The selected cities will receive significant capital to effect their desired change. The unique aspect of this is that the capital is blended, meaning it combines philanthropic grants, submarket-rate, program-related investments, and commercial-rate capital. The blend reduces the overall cost of funds, and allows for capital to be allocated to projects with a wide range of risk. It is important to note: the loans are underwritten like commercial funds to ensure that the projects are viable investments and will generate cash flow for full repayment.

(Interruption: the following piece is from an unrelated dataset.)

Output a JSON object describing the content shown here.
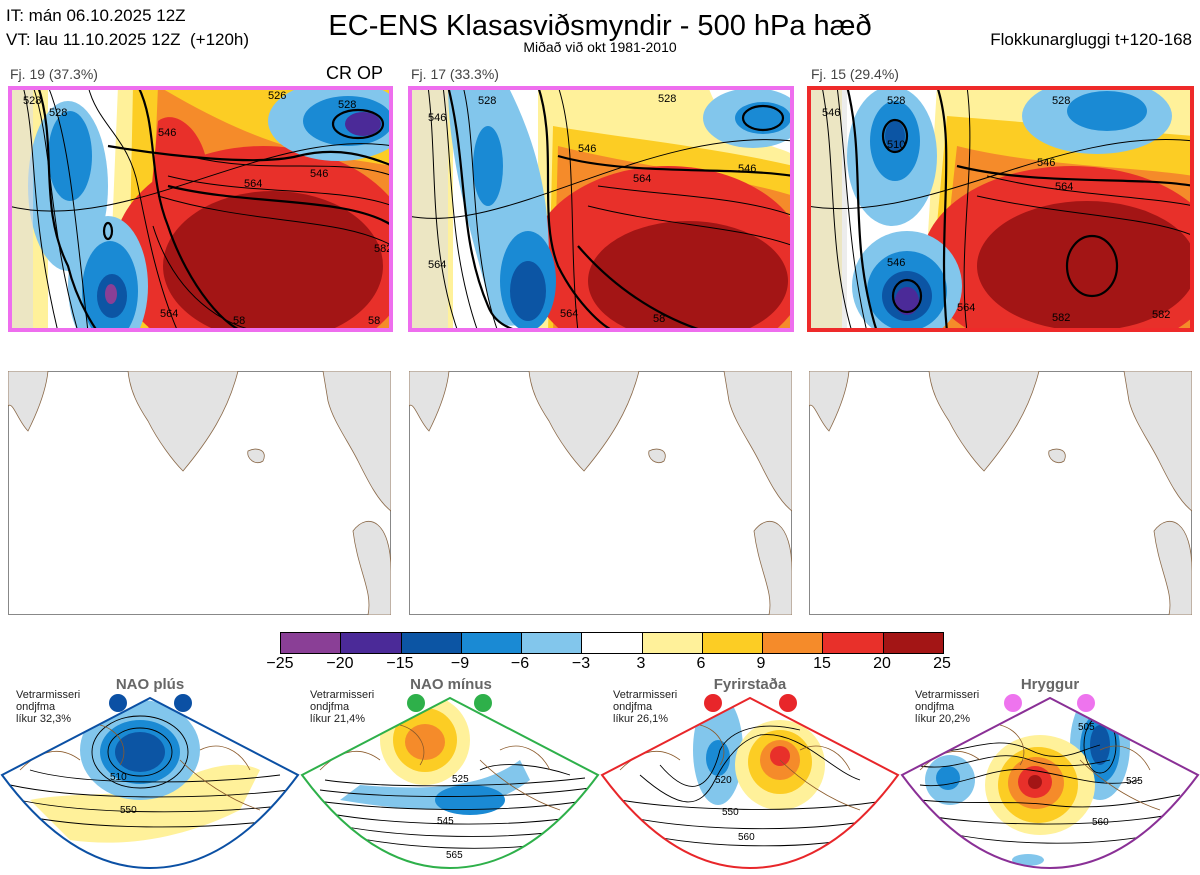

My contribution to this work has been writing green light memos for the loans. I assess the capability of each city to execute on its plans, specifically related to its ability to disburse the funds and repay. I also evaluate the proposed capital structure to ensure that the risk and return are allocated properly among lenders. Because these transactions are new, and innovative for the industry, it’s a very interesting process.

Journal #3

I have completed my 10 weeks at Living Cities, and I can honestly say that it was a great learning experience. I was exposed to a unique area of the social investment space that blends grant capital, program-related investments, and commercial-rate investments to effect sustainable change. And, I learned the different roles needed of institutions to make it all happen. As with most internships, many of my initial questions were answered along the way, but, I left with more unaddressed ideas in my head, now that I understand the industry better.

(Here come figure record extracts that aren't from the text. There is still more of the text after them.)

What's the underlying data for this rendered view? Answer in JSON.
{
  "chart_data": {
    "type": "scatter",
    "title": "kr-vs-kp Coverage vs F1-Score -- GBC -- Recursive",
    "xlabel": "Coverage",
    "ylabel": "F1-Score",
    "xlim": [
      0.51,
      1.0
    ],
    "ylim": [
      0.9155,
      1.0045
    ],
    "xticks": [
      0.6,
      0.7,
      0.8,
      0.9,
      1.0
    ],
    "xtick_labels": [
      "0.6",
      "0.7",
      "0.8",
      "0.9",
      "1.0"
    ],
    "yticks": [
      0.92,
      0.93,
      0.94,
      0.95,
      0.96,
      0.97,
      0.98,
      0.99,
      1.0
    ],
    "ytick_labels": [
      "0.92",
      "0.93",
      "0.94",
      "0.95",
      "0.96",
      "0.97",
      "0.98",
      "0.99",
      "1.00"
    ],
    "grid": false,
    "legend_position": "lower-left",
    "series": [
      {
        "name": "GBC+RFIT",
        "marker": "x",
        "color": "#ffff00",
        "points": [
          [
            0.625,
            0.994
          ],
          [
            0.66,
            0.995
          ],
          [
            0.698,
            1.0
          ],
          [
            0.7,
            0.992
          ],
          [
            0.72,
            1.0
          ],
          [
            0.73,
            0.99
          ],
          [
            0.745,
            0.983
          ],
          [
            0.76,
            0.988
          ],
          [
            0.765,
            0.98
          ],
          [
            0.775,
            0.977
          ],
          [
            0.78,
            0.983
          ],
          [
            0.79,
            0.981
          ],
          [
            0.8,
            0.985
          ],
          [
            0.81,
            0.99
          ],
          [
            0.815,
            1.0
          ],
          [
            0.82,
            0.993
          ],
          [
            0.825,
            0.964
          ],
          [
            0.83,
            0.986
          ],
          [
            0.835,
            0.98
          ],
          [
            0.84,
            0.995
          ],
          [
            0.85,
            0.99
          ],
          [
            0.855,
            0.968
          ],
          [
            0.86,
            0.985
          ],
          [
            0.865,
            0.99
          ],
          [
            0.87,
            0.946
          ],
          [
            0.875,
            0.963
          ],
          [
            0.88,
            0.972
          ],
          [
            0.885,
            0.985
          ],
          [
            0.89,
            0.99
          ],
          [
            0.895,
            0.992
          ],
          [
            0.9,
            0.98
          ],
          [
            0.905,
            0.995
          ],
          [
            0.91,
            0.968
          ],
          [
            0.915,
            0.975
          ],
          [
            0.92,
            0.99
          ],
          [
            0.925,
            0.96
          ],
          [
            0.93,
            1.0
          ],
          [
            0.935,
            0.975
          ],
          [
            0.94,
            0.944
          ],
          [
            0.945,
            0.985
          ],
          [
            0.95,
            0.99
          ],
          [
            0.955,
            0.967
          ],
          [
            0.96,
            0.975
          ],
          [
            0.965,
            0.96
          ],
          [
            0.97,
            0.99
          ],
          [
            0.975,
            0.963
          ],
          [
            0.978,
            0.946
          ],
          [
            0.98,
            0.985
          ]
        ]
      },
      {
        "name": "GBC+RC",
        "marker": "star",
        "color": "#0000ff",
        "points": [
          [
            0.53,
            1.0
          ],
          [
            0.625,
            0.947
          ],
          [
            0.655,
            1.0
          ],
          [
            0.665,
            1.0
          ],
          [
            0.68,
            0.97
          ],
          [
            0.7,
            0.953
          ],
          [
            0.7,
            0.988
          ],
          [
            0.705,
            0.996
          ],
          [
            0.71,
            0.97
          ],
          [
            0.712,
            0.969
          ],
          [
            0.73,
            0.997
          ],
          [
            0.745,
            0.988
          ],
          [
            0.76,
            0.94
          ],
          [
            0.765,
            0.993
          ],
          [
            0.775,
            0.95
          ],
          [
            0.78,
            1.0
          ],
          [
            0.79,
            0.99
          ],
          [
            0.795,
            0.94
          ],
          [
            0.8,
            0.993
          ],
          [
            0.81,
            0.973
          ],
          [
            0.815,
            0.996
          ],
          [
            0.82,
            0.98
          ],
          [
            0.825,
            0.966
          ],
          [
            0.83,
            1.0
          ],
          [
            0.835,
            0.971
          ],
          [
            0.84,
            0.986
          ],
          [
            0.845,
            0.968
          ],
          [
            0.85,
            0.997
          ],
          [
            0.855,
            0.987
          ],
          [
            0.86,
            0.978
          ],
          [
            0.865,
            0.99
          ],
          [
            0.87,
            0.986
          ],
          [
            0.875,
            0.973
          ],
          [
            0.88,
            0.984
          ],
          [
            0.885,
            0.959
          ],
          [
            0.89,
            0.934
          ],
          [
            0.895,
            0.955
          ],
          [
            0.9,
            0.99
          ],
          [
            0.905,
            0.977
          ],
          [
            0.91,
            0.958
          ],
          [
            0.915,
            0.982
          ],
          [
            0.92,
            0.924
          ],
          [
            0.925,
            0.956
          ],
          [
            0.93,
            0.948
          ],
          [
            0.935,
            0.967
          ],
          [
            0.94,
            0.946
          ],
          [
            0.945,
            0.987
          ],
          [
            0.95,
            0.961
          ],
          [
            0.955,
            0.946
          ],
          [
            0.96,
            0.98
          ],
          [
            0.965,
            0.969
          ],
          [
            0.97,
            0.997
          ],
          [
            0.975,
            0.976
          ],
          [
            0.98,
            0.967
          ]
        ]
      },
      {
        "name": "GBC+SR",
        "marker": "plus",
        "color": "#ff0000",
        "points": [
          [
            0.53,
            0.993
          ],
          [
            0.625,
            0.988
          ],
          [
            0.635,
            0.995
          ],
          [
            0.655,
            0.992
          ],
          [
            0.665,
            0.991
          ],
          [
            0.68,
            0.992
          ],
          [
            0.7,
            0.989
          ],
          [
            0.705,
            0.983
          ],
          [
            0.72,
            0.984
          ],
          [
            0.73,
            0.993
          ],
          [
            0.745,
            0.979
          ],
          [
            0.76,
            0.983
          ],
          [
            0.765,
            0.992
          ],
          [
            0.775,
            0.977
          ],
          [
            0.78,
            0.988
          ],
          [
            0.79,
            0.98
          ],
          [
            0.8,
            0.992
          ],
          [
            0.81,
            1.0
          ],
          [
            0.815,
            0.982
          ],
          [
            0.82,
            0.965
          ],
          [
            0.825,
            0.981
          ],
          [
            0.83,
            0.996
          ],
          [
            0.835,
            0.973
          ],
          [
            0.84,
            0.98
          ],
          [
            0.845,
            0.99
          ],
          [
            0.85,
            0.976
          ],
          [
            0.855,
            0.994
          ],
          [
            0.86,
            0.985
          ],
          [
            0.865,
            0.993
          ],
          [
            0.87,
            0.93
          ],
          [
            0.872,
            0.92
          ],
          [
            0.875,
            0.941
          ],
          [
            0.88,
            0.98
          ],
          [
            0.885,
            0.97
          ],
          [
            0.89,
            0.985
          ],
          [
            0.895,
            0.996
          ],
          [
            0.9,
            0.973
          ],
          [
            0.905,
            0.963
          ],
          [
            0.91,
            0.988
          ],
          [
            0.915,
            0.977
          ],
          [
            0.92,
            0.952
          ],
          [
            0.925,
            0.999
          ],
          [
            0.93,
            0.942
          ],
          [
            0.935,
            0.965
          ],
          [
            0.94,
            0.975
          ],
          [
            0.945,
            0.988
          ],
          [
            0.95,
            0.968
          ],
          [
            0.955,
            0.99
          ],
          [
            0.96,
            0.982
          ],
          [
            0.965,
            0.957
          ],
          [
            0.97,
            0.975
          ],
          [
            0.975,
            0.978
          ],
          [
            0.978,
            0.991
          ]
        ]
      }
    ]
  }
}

One of the recurring themes during my summer was risk, and the tolerance different institutions have towards taking risk in various transactions. Generally, foundations take the highest risk when issuing grants, and a bit less risk with Program Related Investments (PRIs), because they expect to be re-paid. Banks take even less risk with commercial-rate investments. Presumably, when this is all pooled together, the participation of the foundations will make the banks more comfortable in entering a deal, because the banks would then be in a senior position to them. However, even when money is pooled together, banks are incredibly risk-averse and hesitant to step away from the transactions with which they are experienced and comfortable. This is even true with the community development banking divisions that are supposed to positively impact the areas the bank serves. I think this is very flawed and a huge hindrance towards proving that impact investing is a viable piece of the market.

The community development divisions of big retail and commercial banks tend to only invest in the areas required by the Community Reinvestment Act of the 1970s, which is out-dated and fails to address innovations in the marketplace today. Therefore, banks lend to affordable housing projects, Community Development Financial Institutions (CDFIs), and small-scale projects that are safe and low-risk. I think the development investments from banks should invest in innovative projects, with real potential to change the way the world works. Banks should be encouraged — both by the government and shareholders — to take this extremely small portion of their funds and see how they can really develop communities in a sustainable way.

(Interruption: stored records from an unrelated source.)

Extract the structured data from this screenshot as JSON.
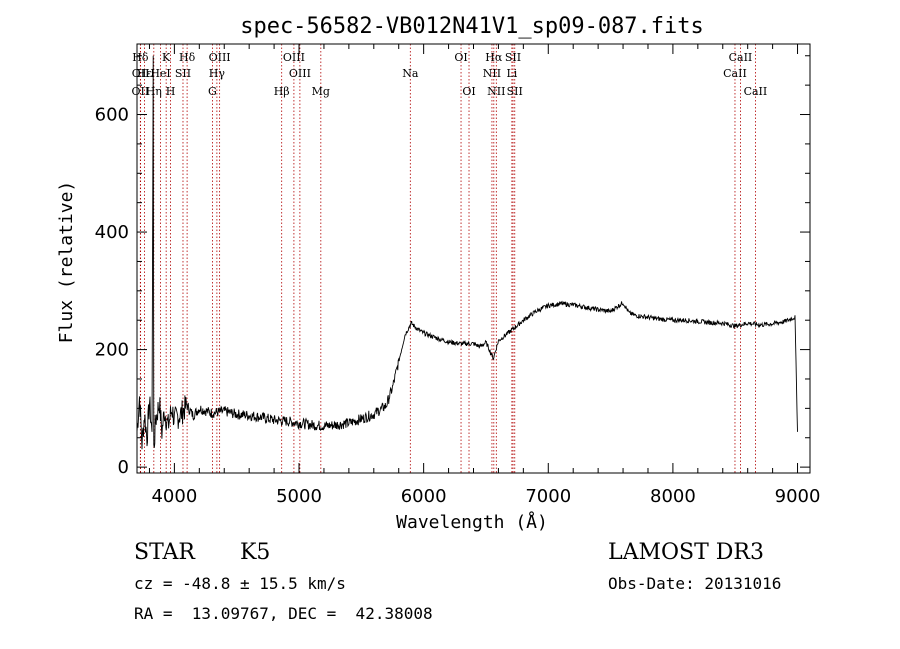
{
  "chart_data": {
    "type": "line",
    "title": "spec-56582-VB012N41V1_sp09-087.fits",
    "xlabel": "Wavelength (Å)",
    "ylabel": "Flux (relative)",
    "xlim": [
      3700,
      9100
    ],
    "ylim": [
      -10,
      720
    ],
    "xticks": [
      4000,
      5000,
      6000,
      7000,
      8000,
      9000
    ],
    "yticks": [
      0,
      200,
      400,
      600
    ],
    "grid": false,
    "series": [
      {
        "name": "flux",
        "color": "#000000",
        "points": [
          [
            3700,
            60
          ],
          [
            3720,
            120
          ],
          [
            3740,
            40
          ],
          [
            3760,
            90
          ],
          [
            3780,
            50
          ],
          [
            3800,
            110
          ],
          [
            3820,
            60
          ],
          [
            3830,
            700
          ],
          [
            3835,
            30
          ],
          [
            3850,
            80
          ],
          [
            3880,
            110
          ],
          [
            3900,
            60
          ],
          [
            3920,
            95
          ],
          [
            3950,
            70
          ],
          [
            3980,
            100
          ],
          [
            4000,
            80
          ],
          [
            4050,
            90
          ],
          [
            4100,
            105
          ],
          [
            4150,
            88
          ],
          [
            4200,
            100
          ],
          [
            4300,
            92
          ],
          [
            4400,
            95
          ],
          [
            4500,
            90
          ],
          [
            4600,
            88
          ],
          [
            4700,
            85
          ],
          [
            4800,
            80
          ],
          [
            4900,
            78
          ],
          [
            5000,
            75
          ],
          [
            5100,
            72
          ],
          [
            5200,
            70
          ],
          [
            5300,
            72
          ],
          [
            5400,
            75
          ],
          [
            5500,
            82
          ],
          [
            5600,
            90
          ],
          [
            5700,
            105
          ],
          [
            5750,
            135
          ],
          [
            5800,
            180
          ],
          [
            5850,
            225
          ],
          [
            5900,
            245
          ],
          [
            5950,
            235
          ],
          [
            6000,
            228
          ],
          [
            6100,
            220
          ],
          [
            6200,
            213
          ],
          [
            6300,
            210
          ],
          [
            6400,
            210
          ],
          [
            6450,
            205
          ],
          [
            6500,
            212
          ],
          [
            6560,
            185
          ],
          [
            6600,
            215
          ],
          [
            6700,
            232
          ],
          [
            6800,
            250
          ],
          [
            6900,
            265
          ],
          [
            7000,
            275
          ],
          [
            7100,
            278
          ],
          [
            7200,
            276
          ],
          [
            7300,
            272
          ],
          [
            7400,
            268
          ],
          [
            7500,
            265
          ],
          [
            7600,
            280
          ],
          [
            7650,
            262
          ],
          [
            7700,
            258
          ],
          [
            7800,
            255
          ],
          [
            7900,
            252
          ],
          [
            8000,
            250
          ],
          [
            8100,
            250
          ],
          [
            8200,
            248
          ],
          [
            8300,
            246
          ],
          [
            8400,
            245
          ],
          [
            8500,
            240
          ],
          [
            8600,
            245
          ],
          [
            8700,
            242
          ],
          [
            8800,
            244
          ],
          [
            8900,
            248
          ],
          [
            8980,
            255
          ],
          [
            9000,
            60
          ]
        ]
      }
    ],
    "lines": [
      {
        "name": "Hδ",
        "wavelength": 3727,
        "row": 1
      },
      {
        "name": "OII",
        "wavelength": 3729,
        "row": 2
      },
      {
        "name": "OII",
        "wavelength": 3727,
        "row": 3
      },
      {
        "name": "Hε",
        "wavelength": 3760,
        "row": 2
      },
      {
        "name": "Hη",
        "wavelength": 3835,
        "row": 3
      },
      {
        "name": "K",
        "wavelength": 3934,
        "row": 1
      },
      {
        "name": "HeI",
        "wavelength": 3889,
        "row": 2
      },
      {
        "name": "H",
        "wavelength": 3969,
        "row": 3
      },
      {
        "name": "Hδ",
        "wavelength": 4102,
        "row": 1
      },
      {
        "name": "SII",
        "wavelength": 4069,
        "row": 2
      },
      {
        "name": "OIII",
        "wavelength": 4363,
        "row": 1
      },
      {
        "name": "Hγ",
        "wavelength": 4341,
        "row": 2
      },
      {
        "name": "G",
        "wavelength": 4305,
        "row": 3
      },
      {
        "name": "Hβ",
        "wavelength": 4861,
        "row": 3
      },
      {
        "name": "OIII",
        "wavelength": 4959,
        "row": 1
      },
      {
        "name": "OIII",
        "wavelength": 5007,
        "row": 2
      },
      {
        "name": "Mg",
        "wavelength": 5175,
        "row": 3
      },
      {
        "name": "Na",
        "wavelength": 5893,
        "row": 2
      },
      {
        "name": "OI",
        "wavelength": 6300,
        "row": 1
      },
      {
        "name": "OI",
        "wavelength": 6364,
        "row": 3
      },
      {
        "name": "Hα",
        "wavelength": 6563,
        "row": 1
      },
      {
        "name": "NII",
        "wavelength": 6548,
        "row": 2
      },
      {
        "name": "NII",
        "wavelength": 6583,
        "row": 3
      },
      {
        "name": "SII",
        "wavelength": 6717,
        "row": 1
      },
      {
        "name": "Li",
        "wavelength": 6708,
        "row": 2
      },
      {
        "name": "SII",
        "wavelength": 6731,
        "row": 3
      },
      {
        "name": "CaII",
        "wavelength": 8542,
        "row": 1
      },
      {
        "name": "CaII",
        "wavelength": 8498,
        "row": 2
      },
      {
        "name": "CaII",
        "wavelength": 8662,
        "row": 3
      }
    ]
  },
  "info": {
    "class_label": "STAR",
    "subclass": "K5",
    "survey": "LAMOST DR3",
    "cz": "cz = -48.8 ± 15.5 km/s",
    "obs_date": "Obs-Date: 20131016",
    "coords": "RA =  13.09767, DEC =  42.38008"
  }
}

Because banks are too risk averse, and stick to the same, safe projects they have been funding for years, we are left with venture capital as the only major source of funding for new, high-potential social enterprises (institutional investors look towards already established models). Venture philanthropy is increasing, but still only a tiny part of the pie. It also funds nonprofits, which are important, but, obviously not sustainable on their own. In an ideal world, I would propose for major banks to revolutionize the mandates of their community development investments, and look towards exciting social enterprises with real potential to make a positive social impact, and be a viable investment. Sure, they would lose money on some, but the others that end up being the next solar-panel creator, mobile-banking intermediary, or fresh-food distributor would be well worth the initial risk.